Мастер знал, что у Ленина огромная голова, в которой помещаются все мысли о трудящемся народе. Он знал, что у Ленина могучий лоб, крупный затылок человека, привыкшего думать о последствиях,- кепку надо шить большую. И ее надо сделать теплой, потому что в Москве холодно. В козырек надо зашить твердого картона, подкладку сделать шелковой, а верх соорудить из лучшего сукна. Мастер вкладывал в эту кепку все свое искусство и всю любовь к далекому Ленину, потому что Ленин должен был надеть закавказский подарок - и все сразу понять про армянский народ.

Про армянские проблемы и беды, выносливость и утеснения, и древнюю православную веру, и горские упрямые нравы. Это был подарок со смыслом. Ведь путь к мозгу Ленина лежит через кепку. Пусть он поймет, как мы хотим дружить с Россией и как нам нужно, чтобы он про нас помнил.

Но пока собиралась делегация, и пока решался вопрос об ее составе, и пока мастер шил кепку - Ленин умер. И головной убор, таящий в себе всю правду о Закавказье,- так и остался висеть на стене мастерской.

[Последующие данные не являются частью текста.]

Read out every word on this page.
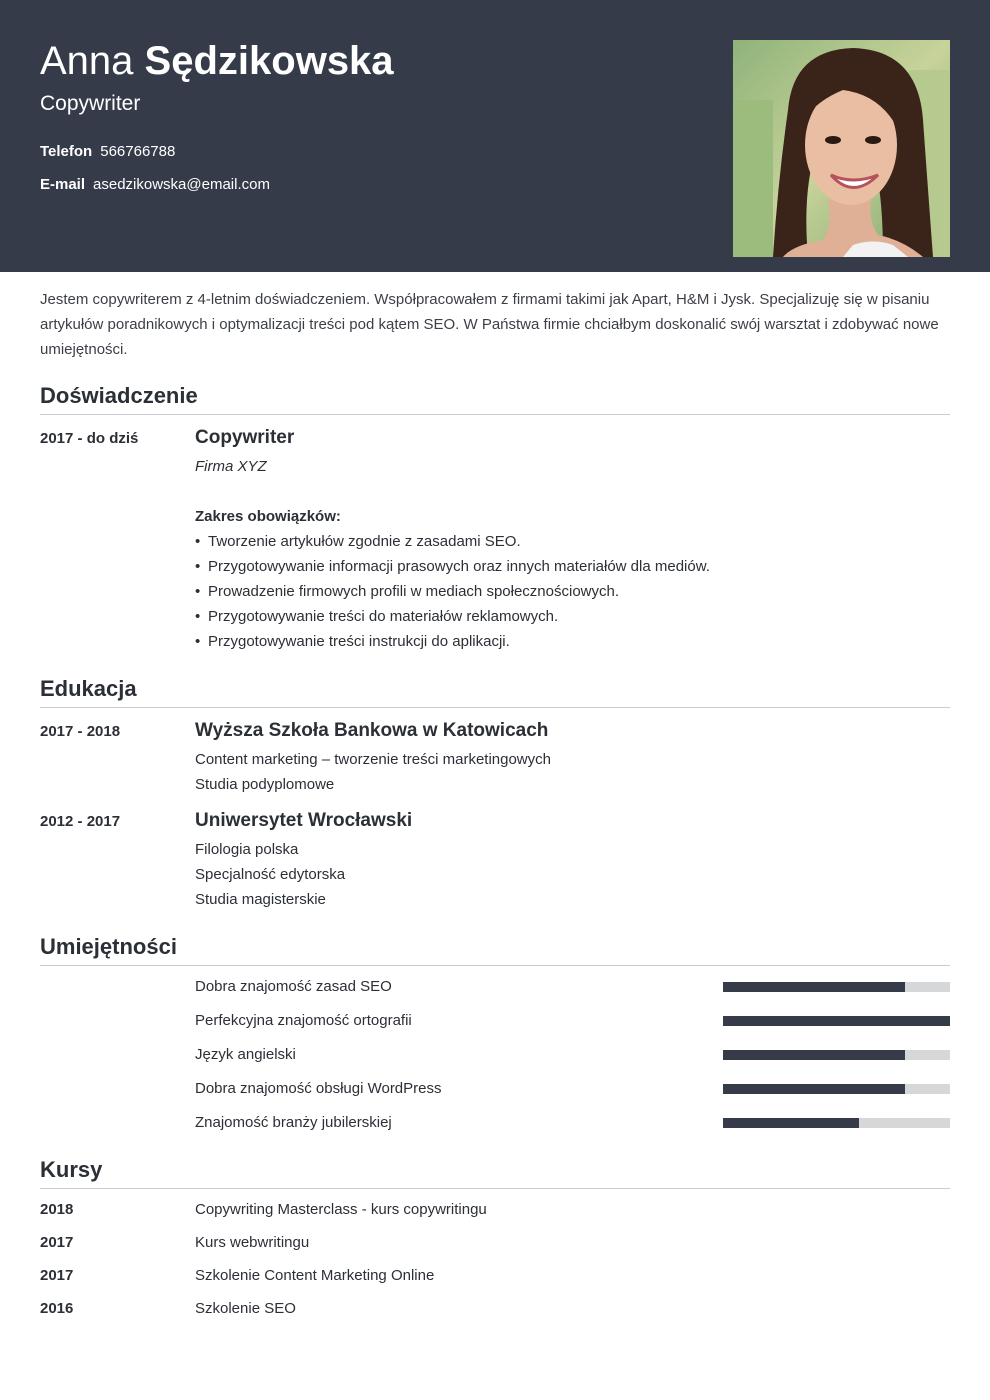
Anna Sędzikowska
Copywriter
Telefon 566766788
E-mail asedzikowska@email.com
Jestem copywriterem z 4-letnim doświadczeniem. Współpracowałem z firmami takimi jak Apart, H&M i Jysk. Specjalizuję się w pisaniu artykułów poradnikowych i optymalizacji treści pod kątem SEO. W Państwa firmie chciałbym doskonalić swój warsztat i zdobywać nowe umiejętności.
Doświadczenie
2017 - do dziś	Copywriter
Firma XYZ
Zakres obowiązków:
• Tworzenie artykułów zgodnie z zasadami SEO.
• Przygotowywanie informacji prasowych oraz innych materiałów dla mediów.
• Prowadzenie firmowych profili w mediach społecznościowych.
• Przygotowywanie treści do materiałów reklamowych.
• Przygotowywanie treści instrukcji do aplikacji.
Edukacja
2017 - 2018	Wyższa Szkoła Bankowa w Katowicach
Content marketing – tworzenie treści marketingowych
Studia podyplomowe
2012 - 2017	Uniwersytet Wrocławski
Filologia polska
Specjalność edytorska
Studia magisterskie
Umiejętności
Dobra znajomość zasad SEO
Perfekcyjna znajomość ortografii
Język angielski
Dobra znajomość obsługi WordPress
Znajomość branży jubilerskiej
Kursy
2018	Copywriting Masterclass - kurs copywritingu
2017	Kurs webwritingu
2017	Szkolenie Content Marketing Online
2016	Szkolenie SEO
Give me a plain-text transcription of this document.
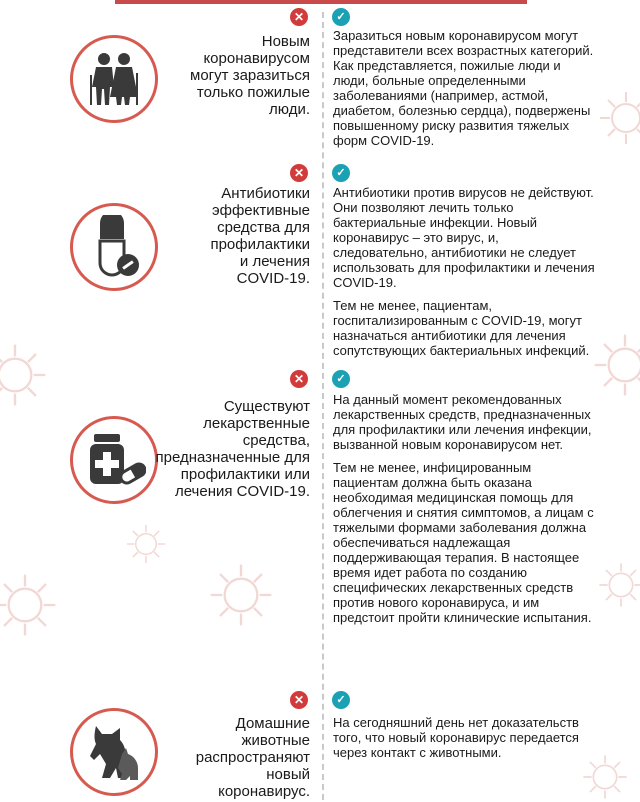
✕	✓
Новым коронавирусом могут заразиться только пожилые люди.

Заразиться новым коронавирусом могут представители всех возрастных категорий. Как представляется, пожилые люди и люди, больные определенными заболеваниями (например, астмой, диабетом, болезнью сердца), подвержены повышенному риску развития тяжелых форм COVID-19.

✕	✓
Антибиотики эффективные средства для профилактики и лечения COVID-19.

Антибиотики против вирусов не действуют. Они позволяют лечить только бактериальные инфекции. Новый коронавирус – это вирус, и, следовательно, антибиотики не следует использовать для профилактики и лечения COVID-19.

Тем не менее, пациентам, госпитализированным с COVID-19, могут назначаться антибиотики для лечения сопутствующих бактериальных инфекций.

✕	✓
Существуют лекарственные средства, предназначенные для профилактики или лечения COVID-19.

На данный момент рекомендованных лекарственных средств, предназначенных для профилактики или лечения инфекции, вызванной новым коронавирусом нет.

Тем не менее, инфицированным пациентам должна быть оказана необходимая медицинская помощь для облегчения и снятия симптомов, а лицам с тяжелыми формами заболевания должна обеспечиваться надлежащая поддерживающая терапия. В настоящее время идет работа по созданию специфических лекарственных средств против нового коронавируса, и им предстоит пройти клинические испытания.

✕	✓
Домашние животные распространяют новый коронавирус.

На сегодняшний день нет доказательств того, что новый коронавирус передается через контакт с животными.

Мастерская переезжала множество раз. В конце концов она обосновалась в полуподвальчике на Киевской улице, и кепка, всегда висящая отдельно, заняла почетное место на особом гвозде. Ее никому не дают примерять - она предназначена для одного, который наденет ее и сразу все поймет про решение проблем Кавказа.

Может быть, если в Армению приедет руководитель России или генеральный секретарь ООН, ему дадут таинственный головной убор. И он озвучит наконец рецепт древнего мастера - совет, как всех примирить и сделать богатыми.

Но Путин пока не едет, да она и мала ему, наверное.

– Какой модел вы хотите?- учтиво спросил меня Размик Аракелян. На шее у него висел сантиметр, и сам он был похож на грустного королевского портного из сказки.

Вокруг хлопотали его неутомимые подданные.

– Сшейте мне ленинку, пожалуйста. Может, я тоже что-то пойму. А это долго?

– Это недолго,- строго сказал мастер.- Я сошью ее при вас. Садитесь, пейте кофе.

– Снимать можно?- спросил Бурлак.

– Почему нет?- пожал плечами Аракелян.- Тайна нэ в том, что дэлаешь. Тайна в руках, это нэ снимается.

И он стремительно обмерил мою голову своим древним сантиметром, и белым мелком наметил выкройку на куске лучшего сукна, и в мгновение ока сшил кепку, и стал подвергать ее средневековым процедурам: напялил на какой-то деревянный древний прибор («Наш инструмент, семейный, антиквариат теперь») и принялся растягивать, потом на другом приборе разглаживал, и я со священным ужасом слушал, как тяжело поворачиваются и скрипят деревянные шестерни. Он обдавал кепку водой и гладил ее утюгом, обшивал лентой и приминал,- и ровно через сорок минут вручил мне чуть уменьшенную копию той, что висит на прочном стальном гвозде, в стороне от прочих, на стене его ателье.

– Наденьте,- сказал он повелительно,- и вы почувствуете.

Было бы неправдой сказать, что я сразу понял решение всех проблем Закавказья. Но кепка потомственного мастера Аракеляна, безусловно, сильно подняла мое настроение. Первая моя мысль была о том, что прекрасно уметь что-нибудь делать как следует. Впрочем, я всегда это понимал. Вторая мысль, пришедшая через кепку, была о том, что распад СССР ничего в нас по большому счету не изменил.

– Прекрасно,- сказал я.- Спасибо, Размик.

– Приходите,- кивнул он и не взял денег.

Теперь я вполне могу изображать лицо кавказской национальности, поскольку нос у меня есть и так, а мандарины я могу купить у другого лица кавказской национальности. На армянина я в этой кепке похож гораздо больше, чем на Ленина.

И не сказать, чтобы меня это огорчало.